The south suburban Democrat joins Lt. Gov. Juliana Stratton in what’s likely to be a tough primary.

Others expected to join the fray are Democratic U.S. Reps. Raja Krishnamoorthi of Schaumburg and Lauren Underwood of Naperville.

Potential Republican candidates include former Lake County sheriff Mark Curran, U.S. Rep. Darin LaHood of Peoria, and former Illinois National Committeeman Richard Porter of Northfield.

Kelly criticized President Donald Trump, Elon Musk and Congressional Republicans as “targeting Medicare, Medicaid, and Social Security, and passing policies that raise costs for Illinois families, small businesses, and farmers.”

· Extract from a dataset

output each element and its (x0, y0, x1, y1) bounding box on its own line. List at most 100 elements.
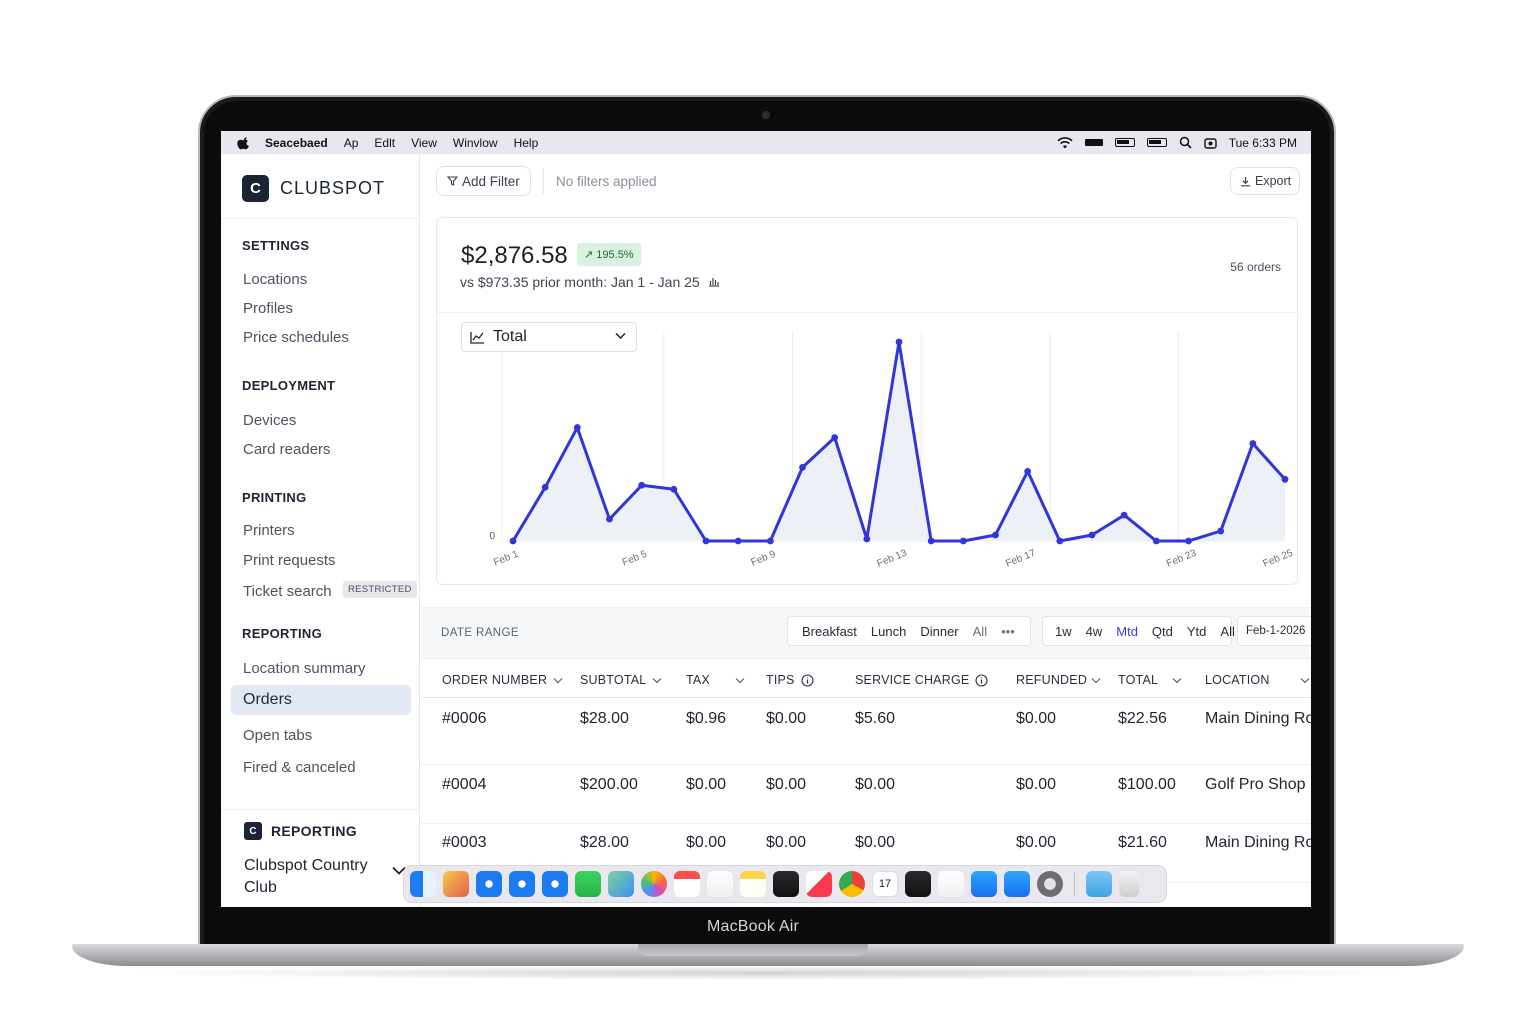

“Our situation is a whole different moment. That’s why I’m running for U.S. Senate to fight for health care that doesn’t bankrupt families, for wages that lift people up, for housing that’s affordable, for neighborhoods safe from gun violence.”

Kelly, a former mental health counselor, grew up in New York where her parents ran a small business. She moved to Illinois to attend Bradley University in Peoria and has a doctorate in political science from Northern Illinois University.

The mother of two adult children lives in Lynwood.

She represents the 2nd congressional district that includes parts of Champaign, Cook, Ford, Iroquois, Kankakee, Livingston and Vermilion counties.